Qwen3.6-35B-A3B: Agentic Coding Power, Now Open to All
QWEN.AI
Once again, open-weight models are (almost) keeping pace with the commercial closed models. Qwen has released a new mixture-of-experts model that is specifically designed for agentic coding tasks. It has strong scores on SWE-Bench (fixing open source issues), close to the frontier models, but lags behind a little on Terminal Bench (agentic tasks). It also drew a better Pelican Riding a Bike than Opus 4.7!
I am quite certain we’ll see prices increase at some point, as companies like Anthropic and OpenAI move from a subsidised battle for market-share to a more sustainable long-term model. It’s good to see that models which can run on commodity hardware are not far behind and will likely be a good alternative when that time comes.

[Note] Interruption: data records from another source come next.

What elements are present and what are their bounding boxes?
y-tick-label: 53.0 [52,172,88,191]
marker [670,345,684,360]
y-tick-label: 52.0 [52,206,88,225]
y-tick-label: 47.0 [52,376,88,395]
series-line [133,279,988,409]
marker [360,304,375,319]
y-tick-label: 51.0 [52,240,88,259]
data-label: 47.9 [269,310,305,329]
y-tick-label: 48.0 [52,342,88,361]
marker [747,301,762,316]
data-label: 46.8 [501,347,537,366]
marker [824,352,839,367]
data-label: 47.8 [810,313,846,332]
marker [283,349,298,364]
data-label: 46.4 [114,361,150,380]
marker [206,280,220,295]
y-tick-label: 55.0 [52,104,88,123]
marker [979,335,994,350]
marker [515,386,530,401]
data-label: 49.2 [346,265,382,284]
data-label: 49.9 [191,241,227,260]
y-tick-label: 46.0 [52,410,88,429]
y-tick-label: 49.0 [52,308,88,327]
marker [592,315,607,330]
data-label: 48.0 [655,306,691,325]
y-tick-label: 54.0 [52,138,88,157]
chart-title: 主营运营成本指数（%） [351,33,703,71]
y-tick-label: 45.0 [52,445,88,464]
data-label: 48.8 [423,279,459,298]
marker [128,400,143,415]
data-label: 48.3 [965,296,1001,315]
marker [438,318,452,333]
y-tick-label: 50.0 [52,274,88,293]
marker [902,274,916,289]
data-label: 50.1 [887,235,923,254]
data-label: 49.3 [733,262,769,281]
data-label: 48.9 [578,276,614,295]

Codex for (almost) everything
OPENAI.COM
I’ve been using Claude Code for many months now, however, I don’t use it for coding all that much - I tend to favour GitHub Copilot (with Claude models), due to its IDE integration. For me, Claude Code is my general purpose agent, and I use it daily … probably hourly. Whether it is for simple administrative tasks (e.g. resizing a bench of emails, PDF processing etc), or building more complex agentic solutions, e.g. my running coach, it is an indispensable part of my life now.
We’ve been talking about AI agents for a few years now, but the Claude Code creators discovered the right form-factor, and built the first tool that genuinely deserves that name. Its access to tools, file-system, ability to write and execute code, have made it a highly versatile tool. Unfortunately, unless you are quite a technically minded user, it is also quite unsafe.
The success that Claude Code has found as a universal agent hasn’t gone unnoticed. Professional agents for non-technical users could be one of the most important product categories of all time. This blog post from OpenAI is basically playing catch-up.
Notably there isn’t any discussion here about safety and security!